PKK’lıların ne kadarı yurtdışına çekildi? Bunu tam olarak bilmek mümkün değil. Bazılarına göre çekilme büyük ölçüde tamamlandı, bazılarına göre yarısı çekildi. Kandil’e göre çekilenlerden daha fazla yeni katılım oldu.
Komutanlara saldırı
Türkiye, Avrupa Birliği (AB) üyeliği konusunda müzakere eden konumda.
Bu yolda ilk önemli adım 1999 yılında Başbakan Bülent Ecevit zamanında atıldı. Bu adım atılırken, Ecevit’in koyduğu tek rezerv Kıbrıs sorununun bir koşul olarak Türkiye’nin önüne getirilmemesiydi.
AB, Ecevit’in koyduğu bu rezervi kabul etmiş ve AB yolu böyle açılmıştı.
Ecevit sonrasındaki Abdullah Gül ve Tayyip Erdoğan’ın başbakanlıkları döneminde bu yolda çok hızlı adımlar atıldı ve Türkiye “müzakere” aşamasına geldi.

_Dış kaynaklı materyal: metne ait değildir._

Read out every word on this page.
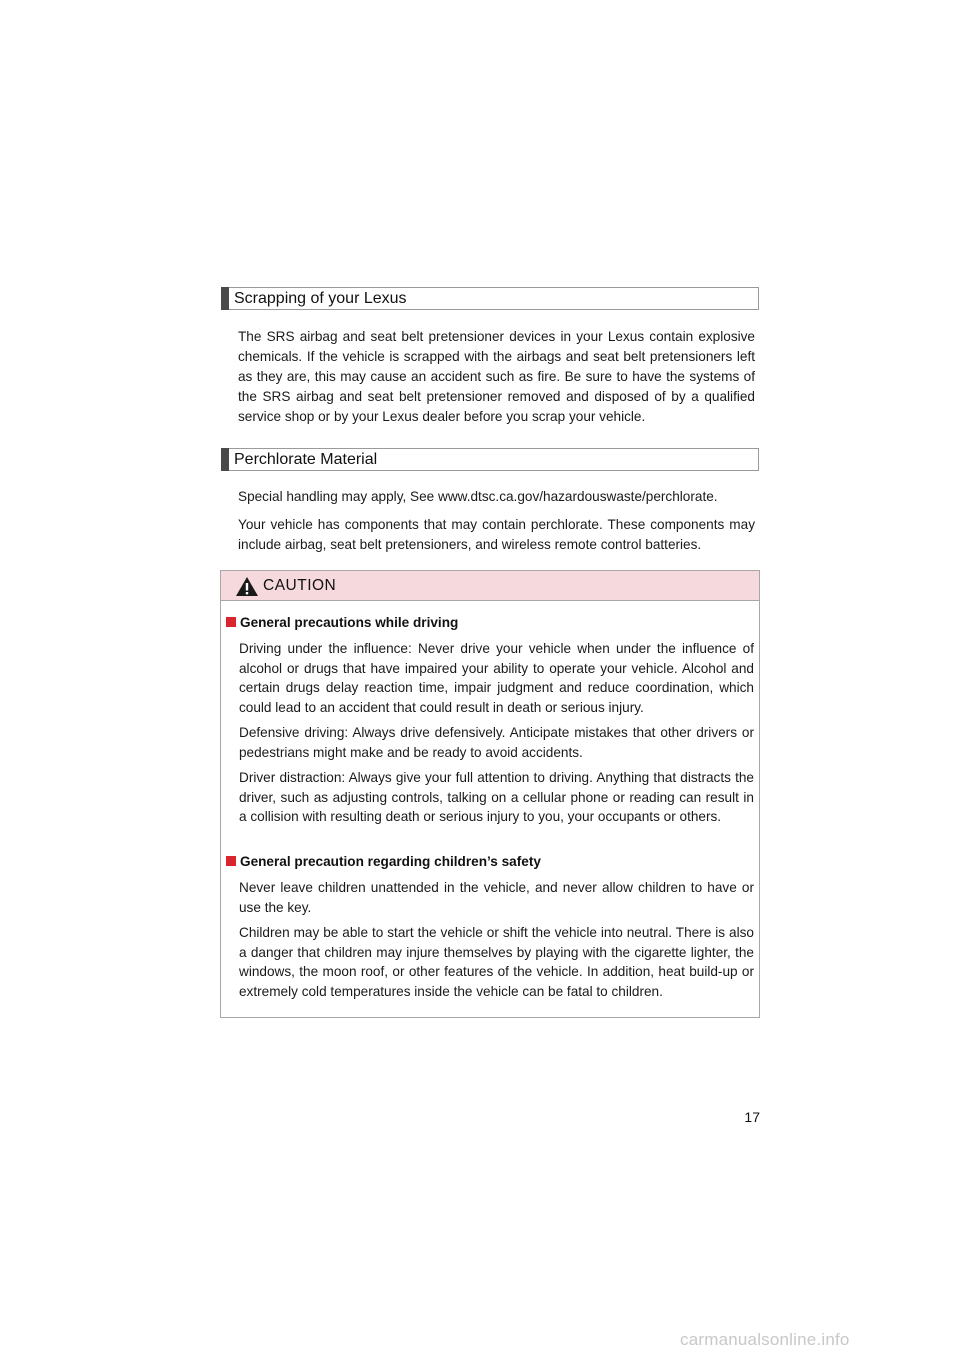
Scrapping of your Lexus
The SRS airbag and seat belt pretensioner devices in your Lexus contain explosive chemicals. If the vehicle is scrapped with the airbags and seat belt pretensioners left as they are, this may cause an accident such as fire. Be sure to have the systems of the SRS airbag and seat belt pretensioner removed and disposed of by a qualified service shop or by your Lexus dealer before you scrap your vehicle.
Perchlorate Material
Special handling may apply, See www.dtsc.ca.gov/hazardouswaste/perchlorate.
Your vehicle has components that may contain perchlorate. These components may include airbag, seat belt pretensioners, and wireless remote control batteries.
CAUTION
General precautions while driving
Driving under the influence: Never drive your vehicle when under the influence of alcohol or drugs that have impaired your ability to operate your vehicle. Alcohol and certain drugs delay reaction time, impair judgment and reduce coordination, which could lead to an accident that could result in death or serious injury.
Defensive driving: Always drive defensively. Anticipate mistakes that other drivers or pedestrians might make and be ready to avoid accidents.
Driver distraction: Always give your full attention to driving. Anything that distracts the driver, such as adjusting controls, talking on a cellular phone or reading can result in a collision with resulting death or serious injury to you, your occupants or others.
General precaution regarding children’s safety
Never leave children unattended in the vehicle, and never allow children to have or use the key.
Children may be able to start the vehicle or shift the vehicle into neutral. There is also a danger that children may injure themselves by playing with the cigarette lighter, the windows, the moon roof, or other features of the vehicle. In addition, heat build-up or extremely cold temperatures inside the vehicle can be fatal to children.
17
carmanualsonline.info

“Müzakere” aşamasına gelinmesi sırasında ise AB sözünü tutmadı ve Kıbrıs konusunu koşul olarak Türkiye’nin önüne koydu. Türk tarafı bunu da kabul etti. Annan Planı’na Türk tarafı evet, Rum tarafı hayır demesine karşın AB, Güney Kıbrıs’ı tam üyeliğe kabul etti. Rum tarafı ödüllendirildi Türk tarafı cezalandırıldı. Ancak bu yolla AB, Türkiye’ye müzakere yolunda ilerleme imkanı verdi.
Başlangıçta fasıllar açıldı ve hızla geçildi. Ancak son 3 yıldır bu konuda ciddi bir duraksama var.
O kadar ki, Almanya Başbakanı Merkel, Türkiye’nin AB üyesi olmasını istemediklerini resmen ilân etti. Zaten AB’nin bu konuda isteksiz olduğu, Merkel-Sarkozy ikilisi tarafından birçok kez duyurulmuştu.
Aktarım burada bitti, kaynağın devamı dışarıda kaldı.